Behavior analysts would agree with this statement as well. All of the programming and training produced by behavior analysts focus on the child's potential and determining the most effective ways to assist the child in acquiring skills. In fact, behavior analysts are often brought in by parents and schools who have lost hope and the behavior analysts are able to regain the parents/teachers confidence in the child when they see what the child is capable of.
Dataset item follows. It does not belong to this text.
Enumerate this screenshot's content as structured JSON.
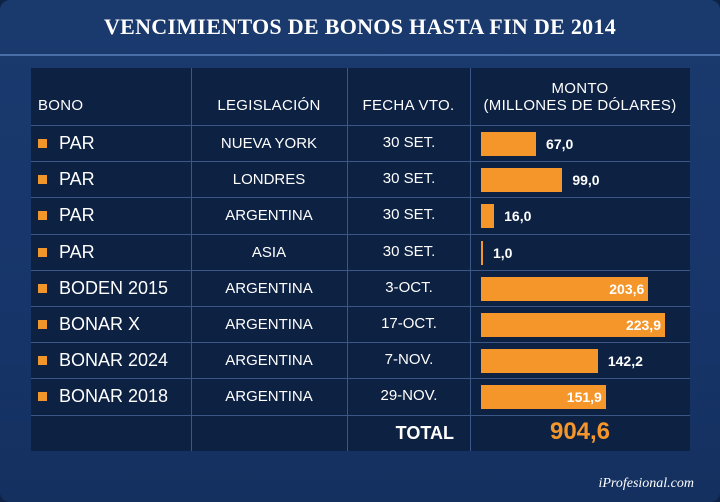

The last principle refers to the Son Rise program being combined with other interventions such as bio-med, sensory integration, and auditory integration. While ABA can be combined with these methods and has been, most behavior analysts will help the parent evaluate each of these interventions first to determine the effectiveness of the intervention because to date research does not support the use of these treatments. Looking at the table above, it should be quite clear that at least the principles of Son Rise are not different from ABA except that they might be lacking. By this I mean, both interventions agree with the main heading of the principle but ABA tends to go beyond the basic explanation given by Son Rise. All children on the spectrum are different so while one child's "behavioral challenges" might be the result of relational deficits, ABA recognizes that this is not the ONLY reason and can go far beyond the analysis presented by Son Rise. Additionally, simply modifying the environmental arrangement of a room might be enough for some children but for others a more in depth ecological assessment and analysis might need to be done in order to determine why a child is not acquiring a skill.

In Summary
To summarize this very long blog, when I set out to write it I honestly didn't know how similar or different from ABA Son-Rise's principles would be but after looking at their home page it is quite clear that both interventions incorporate similar principles. This makes their advertisement even more disheartening because they are trying to convince parents that Son Rise is not in any way similar to ABA and in reality their core principles are exactly some of the principles incorporated in the field of behavior analysis. To top it off, Son-Rise is not empirically validated and ABA is and Son Rise seems very basic where as ABA is not. Son Rise might work for some children who do not engage in high rates of task avoidance, self injury, etc that would call for a more in depth analysis but it will not work for the child who requires the type of knowledge that behavior analysts possess. I also don't mind that Son Rise describes the same principles and techniques of employed by behavior analysts using different terminology. I am criticizing their practice of doing that and then trying to say that Son Rise is nothing like ABA and it is better than ABA. The other sad thing to me is that while Son-Rise is trying to separate itself from ABA and say it is completely different, they are wasting their time. They are basically re-inventing the wheel by not looking at what the field of behavior analysis has known for longer than Son Rise has even been around. On the flip side of that being that the people running Son Rise do truly care and are working hard to help children on the spectrum, if they took a more collaborative approach, they could share with our field novel techniques and methods that they have discovered. Instead they are creating a divide which in the end simply results in hurting the children. Learning and skill acquisition is an area where multiple techniques and methods will be developed but if people are not collaborative in sharing the creative and innovative techniques that they have devised and the data to support that these techniques really do work, the children ultimately lose out because they are not given the most effective interventions.